The handmade books of Spork Press are spreading across the literary universe, leaving the Spork collective ‘more psyched than ever.’
On any given evening, in the middle of any given week, just off of Fourth Avenue, you might stumble across the editors of Spork Press as they dutifully work on their next set of printings.
They might have music blaring out of the carport in which they work while they press ink onto boards using a half-century-old machine. They might be sipping beers, mixing and transferring music mixes onto cassette tapes. They could be listening to audiobooks, evening out the edges of their work—literally, with a belt sander.
(…..from The Tucson Weekly, “An Analog Experience”)
Yes, Spork makes beautiful books and recently debuted their 6 newest creations (“artifacts”) at AWP here in my backyard (Seattle, which is just across the lake from Kirkland, home of Costco, etc).
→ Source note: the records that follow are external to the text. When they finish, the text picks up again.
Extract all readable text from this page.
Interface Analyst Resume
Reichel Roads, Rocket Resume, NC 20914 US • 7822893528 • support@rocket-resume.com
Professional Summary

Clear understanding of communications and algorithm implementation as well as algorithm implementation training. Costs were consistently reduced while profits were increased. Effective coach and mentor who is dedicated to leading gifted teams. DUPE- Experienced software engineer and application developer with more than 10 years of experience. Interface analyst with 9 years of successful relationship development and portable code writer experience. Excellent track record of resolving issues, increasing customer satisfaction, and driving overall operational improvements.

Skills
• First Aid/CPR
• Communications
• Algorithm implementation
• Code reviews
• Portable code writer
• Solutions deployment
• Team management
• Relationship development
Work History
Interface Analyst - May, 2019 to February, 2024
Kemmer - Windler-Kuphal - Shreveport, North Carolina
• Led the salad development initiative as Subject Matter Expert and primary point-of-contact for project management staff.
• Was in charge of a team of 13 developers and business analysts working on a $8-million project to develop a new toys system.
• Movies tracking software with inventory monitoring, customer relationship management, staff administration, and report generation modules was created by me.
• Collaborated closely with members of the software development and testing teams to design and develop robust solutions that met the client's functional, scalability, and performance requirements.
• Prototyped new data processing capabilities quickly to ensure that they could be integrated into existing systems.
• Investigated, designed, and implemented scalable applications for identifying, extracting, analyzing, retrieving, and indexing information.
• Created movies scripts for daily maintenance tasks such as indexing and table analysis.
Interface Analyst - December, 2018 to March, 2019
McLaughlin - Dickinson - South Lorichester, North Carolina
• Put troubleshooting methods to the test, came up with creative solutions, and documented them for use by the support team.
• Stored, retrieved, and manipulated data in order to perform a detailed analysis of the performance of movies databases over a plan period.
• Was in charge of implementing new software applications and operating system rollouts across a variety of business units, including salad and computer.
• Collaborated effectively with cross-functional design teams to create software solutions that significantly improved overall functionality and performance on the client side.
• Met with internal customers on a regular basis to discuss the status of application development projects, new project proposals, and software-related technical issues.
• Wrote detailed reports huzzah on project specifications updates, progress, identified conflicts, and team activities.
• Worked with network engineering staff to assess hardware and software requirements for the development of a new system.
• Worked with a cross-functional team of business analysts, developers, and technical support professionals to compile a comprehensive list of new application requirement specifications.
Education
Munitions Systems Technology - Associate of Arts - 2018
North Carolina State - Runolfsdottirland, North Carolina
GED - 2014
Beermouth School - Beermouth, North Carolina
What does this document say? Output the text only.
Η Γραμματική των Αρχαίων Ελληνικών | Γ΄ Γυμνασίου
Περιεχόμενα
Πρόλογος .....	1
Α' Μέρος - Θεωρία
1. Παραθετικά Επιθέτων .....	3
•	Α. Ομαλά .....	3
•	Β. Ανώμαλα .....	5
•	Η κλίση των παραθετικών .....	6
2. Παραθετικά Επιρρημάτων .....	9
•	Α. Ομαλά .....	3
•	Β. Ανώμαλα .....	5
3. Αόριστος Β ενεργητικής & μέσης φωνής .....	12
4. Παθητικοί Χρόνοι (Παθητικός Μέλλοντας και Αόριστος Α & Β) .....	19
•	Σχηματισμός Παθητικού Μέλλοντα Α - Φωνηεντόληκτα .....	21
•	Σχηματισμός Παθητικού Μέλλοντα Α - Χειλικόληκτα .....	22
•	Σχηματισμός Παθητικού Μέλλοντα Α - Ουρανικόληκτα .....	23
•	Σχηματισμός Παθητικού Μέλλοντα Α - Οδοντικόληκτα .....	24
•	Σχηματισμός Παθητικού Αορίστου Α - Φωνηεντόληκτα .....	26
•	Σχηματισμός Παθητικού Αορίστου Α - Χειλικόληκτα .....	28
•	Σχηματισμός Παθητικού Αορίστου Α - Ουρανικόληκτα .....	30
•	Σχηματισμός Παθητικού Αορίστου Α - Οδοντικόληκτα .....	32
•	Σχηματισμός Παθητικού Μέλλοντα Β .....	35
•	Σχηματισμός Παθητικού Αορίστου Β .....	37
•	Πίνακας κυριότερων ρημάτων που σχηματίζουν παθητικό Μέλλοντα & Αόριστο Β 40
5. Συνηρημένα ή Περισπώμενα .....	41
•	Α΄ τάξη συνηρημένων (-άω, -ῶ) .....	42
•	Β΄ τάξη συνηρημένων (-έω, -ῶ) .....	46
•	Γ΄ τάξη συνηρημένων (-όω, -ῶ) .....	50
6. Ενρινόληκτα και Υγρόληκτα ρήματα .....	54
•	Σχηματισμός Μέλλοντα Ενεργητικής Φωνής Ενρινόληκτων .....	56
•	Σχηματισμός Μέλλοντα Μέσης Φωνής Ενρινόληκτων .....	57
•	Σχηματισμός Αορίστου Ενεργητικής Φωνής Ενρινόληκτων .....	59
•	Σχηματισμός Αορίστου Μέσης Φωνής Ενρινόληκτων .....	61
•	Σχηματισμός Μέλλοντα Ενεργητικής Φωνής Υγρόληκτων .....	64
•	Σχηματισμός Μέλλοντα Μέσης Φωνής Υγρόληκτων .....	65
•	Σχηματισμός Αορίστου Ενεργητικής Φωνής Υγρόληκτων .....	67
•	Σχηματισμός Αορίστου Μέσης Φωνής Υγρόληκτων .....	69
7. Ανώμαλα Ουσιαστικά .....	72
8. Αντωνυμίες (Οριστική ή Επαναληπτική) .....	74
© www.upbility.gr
The Tucson Weekly reports that AWP was a “huge success” for Spork, selling “more than 400 books.”
So, anyways, here is a bit of a roundup of Spork’s 6 new books with a bit of verbiage about each book and/or the author. (and, yes, I’m one of these 6 authors so if you think this is uncool, well, go ahead and sue me).
Spork # 11 is Matthew Dickman’s “WISH YOU WERE HERE”
“Toughness with a smile….(Dickman) breathes the air of Whitman, Kerouac, O’Hara, and Koch, each of whom pushed against the grain of what poetry and writing was supposed to be in their times.” —New Haven Review
Matthew Dickman is the winner of the May Sarton Award from the American Academy of Arts and Sciences, a poetry editor of Tin House, and the coauthor, with brother Michael Dickman, of 50 American Plays. He lives in Portland, Oregon.
Spork # 12 is Ben Fama’s “COOL MEMORIES”
“Maybe Dennis Cooper and Jeff Clark and Eileen Myles and a few other divinities paved the way for some of Ben Fama’s smartly contemporary tone, but the result is all his own: funny, horny, blasé, insouciant, complicated, allusive, and bristling with mixed messages—like a Baudelairean Dionysus incarnated as a reticent anesthesiologist under house arrest for unspeakable, thrilling crimes.”
—Wayne Koestenbaum, author of Humiliation and The Anatomy of Harpo Marx
Spork # 13 is Brian Blanchfield’s “THE HISTORY OF IDEAS, 1973-2012”
A suite of conceptual idylls–or scenes from an epistemology–these procedural poems by Brian Blanchfield (author, too, of A Several World, Nightboat Books, 2014) are situated variously in an American span, a landscape sloping from 1973 and terminating in the bottom-line platitudes of, for instance, Thomas Friedman and Antonin Scalia. For more about, around, and behind the poems, check out “The History of The History of Ideas, 1973-2012.”
Spork # 14 is Lara Glenum’s “ALL HOPPED UP ON FLESHY DUM DUMS”
“Authentic experience, after all, always involves a myth of origin, and every time Plath goes back to access origins, she finds herself trapped inside a performance of Romantic Sublime, which spells the death of the female subject. Thus by the end of the poem, as in so many of Plath’s poems, the speaker feels compelled to disembody herself. I, on the other hand, insist on embodiment, and on getting a specifically female pleasure into the text.”
—Lara Glenum in a 2009 interview
Spork # 15 is Simon Jacob’s “SATURN”
“I have followed the concept of ‘the scream’ throughout my entire career—decades, hundreds of paintings—yet in the end, my pursuit has led me to this single, indelible image: that of rock’s most peerless shapeshifter, now faced with undeniable, unstoppable age, standing helpless before his own grim reflection in a paint-spattered room populated only with artifacts of his past, screaming, and screaming, and screaming.”
– Francis Bacon
Spork # 16 is Rauan Klassnik’s “SKY RAT”
“The author of this book, Sky Rat, claims to enjoy writing tender, love poetry and that this book, Sky Rat, is the pinnacle of his tender, love poetry. It is a book full of violence, sexual perversion and general abomination. Gleeful and unrelenting. It is a book full of typographical madness. The book of a serial killer, a nymphomaniac, and yet, yes, it is also a gentle book. A religious book, even.”
Spork’s full catalog also includes earlier titles by Dan Beachy-Quick, Gordon Massman, Drew Krewer, Zach Schomburg, Heather Palmer, Joylle McSweeney, Feng Sun Chen, Colin Winnette, John Beer and Ariana Reines.